Inch Warm chuckled, "You can't flick! I do see, however, that you can blink. Ya wanna play ball?"
Hairy Head was astounded, "You want to play ball and me with no arms! You're a nutty inch worm."
But Inch Worm had gone. When he came back he had a raisin in his sharp pincher-like claws, all six of them. He tossed it right into Hairy Head's eye, "Blink! Blink fast and forceful. It'll send the black ball back to me." And Hairy Head did. Toss, blink, bounce, grab, toss, blink, bounce, grab, and so they played that way for long, long minutes until the raisin got so sandy it left a particle in Hairy Head's eye.
"Inch Worm! I've a speck in my eye, it's making it water, and I can't possibly get it out. I've got to quit playing." Inch Worm gave it some thought, then inched his way up the nose and over the eyebrow and with his 4 prolegs held on tight while he swung his body down over the eyelid where he searched for the speck. Very gently, 'cause pincher claws are very sharp, sharp enough to hold a fruit fly captive for munching, he plucked the speck out.
Inch Worm was getting tired, but still wanted to play, "Hairy, blow me a whirlwind." And Hairy, considerate of his lightweight little friend, blew with ease. Inch Worm tumbled and slid and giggled, "Again! Again!" And they played and played.
Hairy Head, thankful to have a friend, and not have a sand speck in his eye, consented when Inch Worm said he needed a soft bed in which to nap. Inch Worm, true legs first, prolegs second, measured himself up and over the temples into the soft hairs above the left ear and there settled in for a cozy snooze.
When Inch Worm awoke it was dusk!
Hairy Head still had his head on the sand!
Inch Worm crawled out in his bunching up way, went around the eyebrow and down to the lower lid to look Hairy Head in the eye.

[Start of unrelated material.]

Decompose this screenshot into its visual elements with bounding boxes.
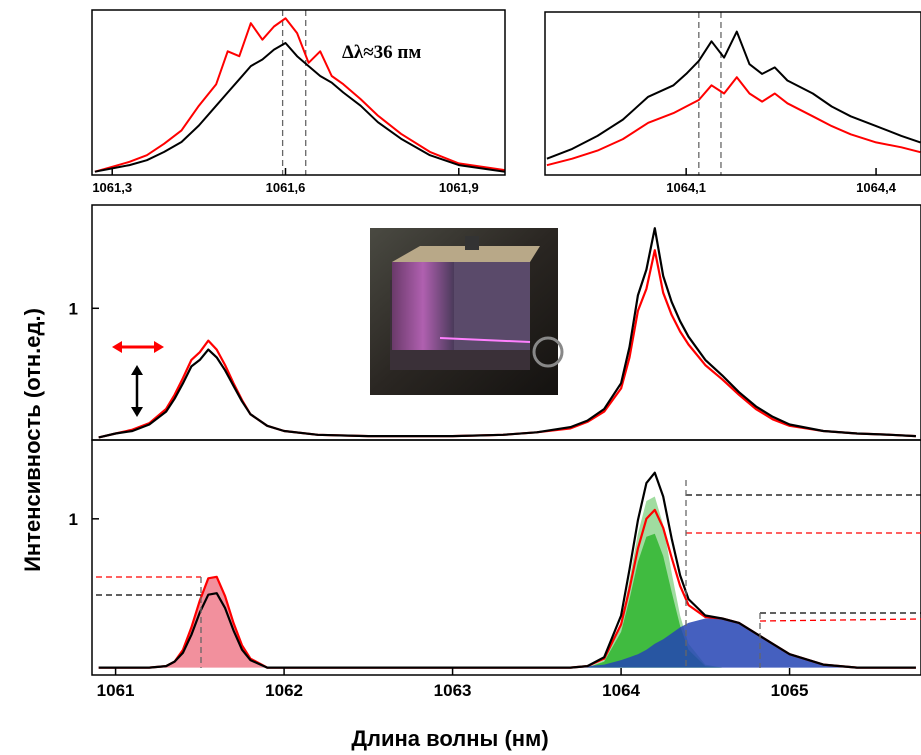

Hairy Head was lamenting his state of affairs, "The boys haven't returned, Inchy. Night's coming, and the cold air and the morning dew will be the death of me."
Inch Worm didn't like the sound of that. "Hairy, I can spin a cocoon around you, if you'll let me. That way when the beachcombers come out to swim in the morning, you'll still be alive to be rescued."
"But will you have enough to make your own cocoon? I know you want to become a beautiful butterfly."
"We're friends, Hairy. And friends take care of each other."
So Inch Worm began his spinning. With the small spinneret on his lips, he spun a single strand of silk around and around and around, until Hairy Head was enshrouded. They each considered the other and what the morning might bring.
One could emerge a spirit in the sky.
The other could become a soaring butterfly.
Each worried "My friend could die."
And there they stayed, Inch Worm exhausted, curled under the last threads covering Hairy's Head.